From: San Francisco Museum of Modern Art Limited Edition: 29 Exhibition: Take your time: Olafur Eliasson Material: Printed vinyl Dimensions: 35" x 72" (88.9cm x 182.88cm)
Hanging Hardware Included
Another view of Eliasson's "360º Room for All Colours" showing the entrance to the space bathed in blue light is featured on 31 banners. The blue glow gives the space a wholly different feeling, conjuring thoughts of the ocean, sea, and sky, leaving viewers to feel they are floating in a vast but comforting void.
According to The New York Times, Olafur Eliasson’s work is “enchanting, spacious, evanescent and intellectually stimulating.” The Wall Street Journal lauds him as “one of the most ingenious, far-sighted and productive artists working today, motivated by complex philosophical and social theories and yet immensely popular with crowds.” Often times, this kind of praise seems the overstated hype of artspeak, but in the work of Eliasson the praise is spot on. His unique way of playing with light, space and scale creates engaging and engulfing visual worlds for viewers.
This banner features an image of 360º Room for All Colours (2002), a circular room installation with constantly changing color schemes. The color permutations of yellow, orange, blue, pink, green, purple and white each evoke a different mood, feeling, and sensation in the viewer. Eliasson is interested in not only the visual but also the emotional. He seeks to evoke a reaction in the viewer and also requires the interaction of the viewer in order to fully complete each work. There is a natural and necessary level of viewer engagement that brings this pink, light-filled image a uniquely participatory quality.

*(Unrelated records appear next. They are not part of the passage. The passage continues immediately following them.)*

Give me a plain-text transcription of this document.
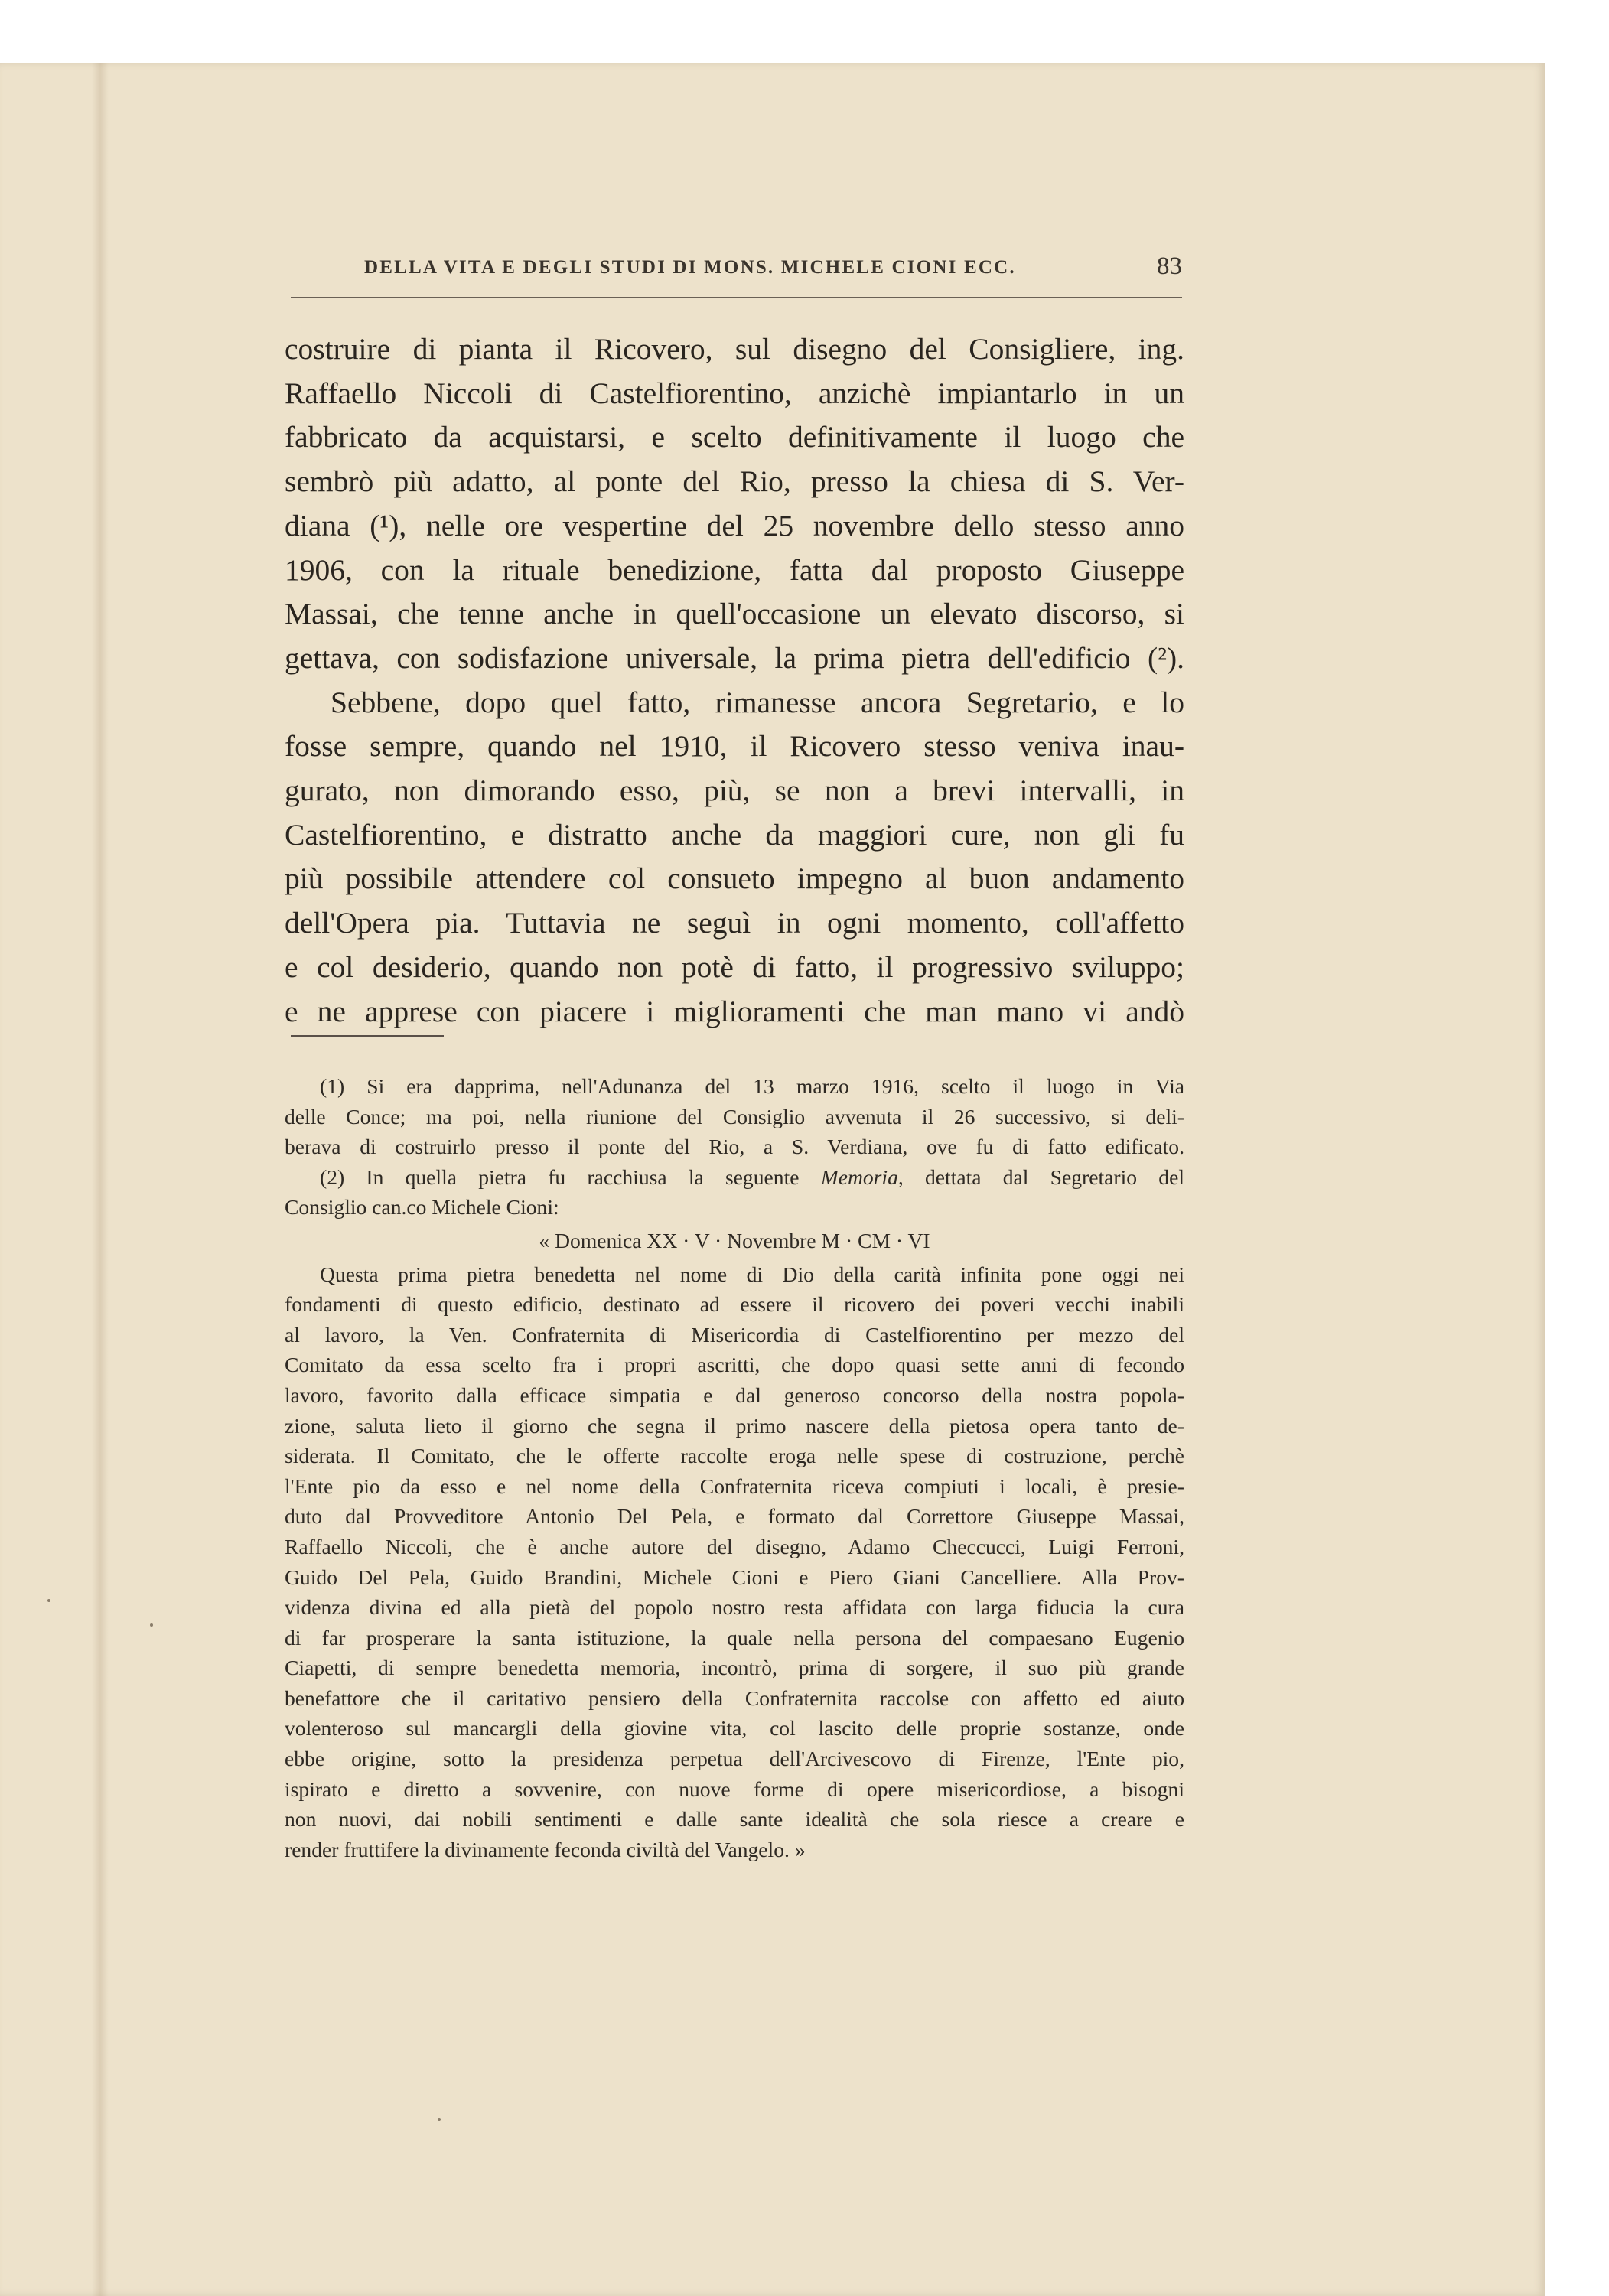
DELLA VITA E DEGLI STUDI DI MONS. MICHELE CIONI ECC.	83
costruire di pianta il Ricovero, sul disegno del Consigliere, ing.
Raffaello Niccoli di Castelfiorentino, anzichè impiantarlo in un
fabbricato da acquistarsi, e scelto definitivamente il luogo che
sembrò più adatto, al ponte del Rio, presso la chiesa di S. Ver-
diana (¹), nelle ore vespertine del 25 novembre dello stesso anno
1906, con la rituale benedizione, fatta dal proposto Giuseppe
Massai, che tenne anche in quell'occasione un elevato discorso, si
gettava, con sodisfazione universale, la prima pietra dell'edificio (²).
Sebbene, dopo quel fatto, rimanesse ancora Segretario, e lo
fosse sempre, quando nel 1910, il Ricovero stesso veniva inau-
gurato, non dimorando esso, più, se non a brevi intervalli, in
Castelfiorentino, e distratto anche da maggiori cure, non gli fu
più possibile attendere col consueto impegno al buon andamento
dell'Opera pia. Tuttavia ne seguì in ogni momento, coll'affetto
e col desiderio, quando non potè di fatto, il progressivo sviluppo;
e ne apprese con piacere i miglioramenti che man mano vi andò
(1) Si era dapprima, nell'Adunanza del 13 marzo 1916, scelto il luogo in Via
delle Conce; ma poi, nella riunione del Consiglio avvenuta il 26 successivo, si deli-
berava di costruirlo presso il ponte del Rio, a S. Verdiana, ove fu di fatto edificato.
(2) In quella pietra fu racchiusa la seguente Memoria, dettata dal Segretario del
Consiglio can.co Michele Cioni:
« Domenica XX · V · Novembre M · CM · VI
Questa prima pietra benedetta nel nome di Dio della carità infinita pone oggi nei
fondamenti di questo edificio, destinato ad essere il ricovero dei poveri vecchi inabili
al lavoro, la Ven. Confraternita di Misericordia di Castelfiorentino per mezzo del
Comitato da essa scelto fra i propri ascritti, che dopo quasi sette anni di fecondo
lavoro, favorito dalla efficace simpatia e dal generoso concorso della nostra popola-
zione, saluta lieto il giorno che segna il primo nascere della pietosa opera tanto de-
siderata. Il Comitato, che le offerte raccolte eroga nelle spese di costruzione, perchè
l'Ente pio da esso e nel nome della Confraternita riceva compiuti i locali, è presie-
duto dal Provveditore Antonio Del Pela, e formato dal Correttore Giuseppe Massai,
Raffaello Niccoli, che è anche autore del disegno, Adamo Checcucci, Luigi Ferroni,
Guido Del Pela, Guido Brandini, Michele Cioni e Piero Giani Cancelliere. Alla Prov-
videnza divina ed alla pietà del popolo nostro resta affidata con larga fiducia la cura
di far prosperare la santa istituzione, la quale nella persona del compaesano Eugenio
Ciapetti, di sempre benedetta memoria, incontrò, prima di sorgere, il suo più grande
benefattore che il caritativo pensiero della Confraternita raccolse con affetto ed aiuto
volenteroso sul mancargli della giovine vita, col lascito delle proprie sostanze, onde
ebbe origine, sotto la presidenza perpetua dell'Arcivescovo di Firenze, l'Ente pio,
ispirato e diretto a sovvenire, con nuove forme di opere misericordiose, a bisogni
non nuovi, dai nobili sentimenti e dalle sante idealità che sola riesce a creare e
render fruttifere la divinamente feconda civiltà del Vangelo. »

The blue-hued image continues on the other side of the banner and is overlayed with yellow text that reads “Olafur Eliasson/Sep 8 – Feb 24.” and includes the SFMOMA logo printed in white.
These banners were displayed around San Francisco from September 8, 2007 through February 24, 2009 to promote the exhibition Take your time: Olafur Eliasson at the San Francisco Museum of Modern Art. The exhibition was also seen at the Museum of Modern Art, Dallas Museum of Art, Museum of Contemporary Art, Chicago, and the Museum of Contemporary Art, Sydney.